A jovem artista maranhense, nascida na cidade de Coroatá, na região dos Cocais, criou seu próprio mundo para, através dele, desbravar, por meio da arte, o território de origem. Como uma cartógrafa de si mesma, ela desenvolveu um olhar apurado para sua obra através de referências que vão da iconoclastia católica a símbolos de cultura pop, passando por trabalhos de artesãs e, também, para dentro de si, via o próprio corpo e sentimentos.
Artista do cinema, em Uma Casinha no Trilho, nos convida a pensar a realidade e a imaginação. Ela se utiliza da memória ferroviária para desconstruir estereótipos e fabular sobre infância, cinema e afetos, por um ponto de vista transgressor.
“Quero que meu projeto seja visto como fruto de uma pesquisa de linguagem que une artes visuais e cinema em busca de imagens que não apenas simbolizam, mas também seduzem pela sua força plástica. Minha criação se apoia em uma esteticidade que não tem medo de ser elegante e rigorosa, mesmo quando nasce do íntimo, da memória e da violência.”

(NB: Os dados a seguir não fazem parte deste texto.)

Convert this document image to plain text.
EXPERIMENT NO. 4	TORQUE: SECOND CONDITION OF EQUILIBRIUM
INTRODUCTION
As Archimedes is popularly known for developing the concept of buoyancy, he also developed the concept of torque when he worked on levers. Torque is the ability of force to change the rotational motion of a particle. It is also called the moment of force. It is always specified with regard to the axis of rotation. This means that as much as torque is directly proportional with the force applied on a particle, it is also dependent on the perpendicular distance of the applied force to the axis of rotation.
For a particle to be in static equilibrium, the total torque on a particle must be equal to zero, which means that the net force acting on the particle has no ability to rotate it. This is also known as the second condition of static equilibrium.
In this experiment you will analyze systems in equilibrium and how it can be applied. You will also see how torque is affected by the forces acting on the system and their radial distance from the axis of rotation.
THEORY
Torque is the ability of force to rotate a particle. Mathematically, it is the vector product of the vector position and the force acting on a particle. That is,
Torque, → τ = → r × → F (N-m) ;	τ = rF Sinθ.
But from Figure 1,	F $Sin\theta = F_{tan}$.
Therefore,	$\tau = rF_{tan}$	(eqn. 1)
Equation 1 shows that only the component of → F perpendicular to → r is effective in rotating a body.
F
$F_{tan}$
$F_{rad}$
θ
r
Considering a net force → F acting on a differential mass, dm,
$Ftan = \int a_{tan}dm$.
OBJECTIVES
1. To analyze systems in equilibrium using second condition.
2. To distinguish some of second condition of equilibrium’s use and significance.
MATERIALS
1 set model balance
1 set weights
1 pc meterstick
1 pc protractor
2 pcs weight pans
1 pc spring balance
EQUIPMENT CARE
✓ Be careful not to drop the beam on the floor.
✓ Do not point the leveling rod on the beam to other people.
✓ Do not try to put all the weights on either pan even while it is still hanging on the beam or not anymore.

Ao explorar a imagem do trem e das paisagens da Estrada de Ferro Carajás, a obra Uma Casinha no Trilho articula memória e identidade em um processo de cura, transformando a travessia em gesto de autopercepção e reinvenção:

“Eu poderia ver a ferrovia não só como uma obra de engenharia ou um eixo econômico, mas como uma cicatriz e cura no território maranhense, uma linha de ferro que rasga florestas, quilombos, rios e povoados, levando minério para fora enquanto deixa para trás ruídos metálicos, mas, acompanhando os dias de travessia populacional. Ao mesmo tempo, para mim, pode ganhar um viés místico: um trem noturno que corta a mata pode ser imaginado como um dragão de ferro, ou como um pássaro luminoso. A memória de ver o trem me acompanha como uma experiência íntima e feminina da infância: eu, deitada na grama, imaginando as vidas dentro dele e esperando que algo maior viesse até mim.”